Ségolène Royal en croisade pour le cinéma familial
Petite tempête médiatique autour du dernier film de Nicolas Winding Refn qui n'en méritait sûrement pas tant. "Sûrement" parce que je ne l'ai pas vu et si je ne l'ai pas vu c'est que le précédent, Drive, m'avait paru complètement surévalué. C'est le genre de film commercial destiné à la jeunesse bouffeuse de pop corn et de musique martelée dans lequel le critique complaisant de "Libé" ou des "Inrocks" décèle un "style" qui est censé exonérer l'oeuvre de sa banalité. Ici, après l'inévitable reférence au cinéma noir américain des années 40, c'est Jodorowsky, pas moins. Il démarrait du reste assez mal quand Ségolène a pour ainsi dire volé à son secours en le condamnant : la subtilité n'a jamais été son fort...

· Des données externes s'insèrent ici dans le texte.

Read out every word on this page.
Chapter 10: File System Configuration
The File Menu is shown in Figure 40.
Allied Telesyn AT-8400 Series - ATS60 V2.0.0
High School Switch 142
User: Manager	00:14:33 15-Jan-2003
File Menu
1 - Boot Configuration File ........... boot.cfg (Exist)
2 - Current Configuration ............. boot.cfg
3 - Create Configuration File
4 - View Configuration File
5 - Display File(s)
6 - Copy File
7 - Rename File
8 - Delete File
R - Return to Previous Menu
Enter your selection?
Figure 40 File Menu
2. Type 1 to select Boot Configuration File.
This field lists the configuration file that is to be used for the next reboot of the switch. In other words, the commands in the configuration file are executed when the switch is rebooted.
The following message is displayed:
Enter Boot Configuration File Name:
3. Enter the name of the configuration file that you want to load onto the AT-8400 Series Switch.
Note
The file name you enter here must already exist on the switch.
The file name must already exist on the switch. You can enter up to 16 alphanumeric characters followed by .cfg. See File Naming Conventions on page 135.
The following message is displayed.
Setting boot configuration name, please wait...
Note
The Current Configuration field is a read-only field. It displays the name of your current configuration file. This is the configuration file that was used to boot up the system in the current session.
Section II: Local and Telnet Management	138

Elle accuse donc Aurélie Filippetti d'être revenue sur l'interdiction aux mineurs de 16 ans, prise dans un premier temps, "sous la pression des producteurs". On appréciera "pression" : chantage, corruption, copinage...donnez libre cours à votre imagination. Par exemple Aurélie dans la piscine d'une somptueuse villa de Beverly Hill où on l'aura invitée pour le week end. Celle-ci a eu beau jeu de répondre qu'elle n'a fait qu'entériner l'avis de la commission ad hoc après que le producteur eut fait appel comme il en a le droit. Mais Ségolène ne se contente pas de cette petite perfidie, elle enfile - si j'ose dire - les deux bottes du moralisme et de la sottise en déclarant que "si les producteurs veulent des films toutes familles (sic) il n'ont qu'à faire des films visibles par toutes les familles" et que "polluer les jeunes avec des scènes d'extrême violence, on n'a pas le droit de faire des choses pareilles". Les producteurs savent une chose que madame Royal ignore : on ne va plus au cinéma en famille. Les vieux croûtons vont dans les dernières salles d'art et d'essai revoir les films des ciné-clubs de leur jeunesse, les parents ont leur home cinéma pour réveiller leur sexualité éteinte et les djeunes vont mâchouiller leur pop corn qu'ils font passer à grandes lampées de "Coca" devant des blockbusters où les effets spéciaux tiennent lieu de scénario, où la caméra est prise de danse de saint guy et où la musique vous vrille le crâne. A croire que naguère, à Tulle ou à Melle, le dimanche après-midi, telle la famille Fenouillard, encadrée par pépère en tête avec son riflard et mémère (à l'époque c'était elle, mémère) en queue avec sa voilette, la progéniture Hollande se rendait au cinéma "Familia" voir un Walt Disney ou un film des Dardenne. Quant à savoir si le cinéma violent purge les passions ou les exacerbe, la question n'est pas réglée et de toute façon le mot qui choque ici est "polluer" avec tout ce qu'il véhicule d'obsession de l' impureté, du péché, ce qui amène immanquablement la répression et la censure "on n'a pas le droit de faire des choses pareilles". On dirait une bigote découvrant des amoureux s'ébattant dans un parc. Il paraît qu'elle veut revenir au gouvernement, on espère que ce ne sera pas au ministère de la culture.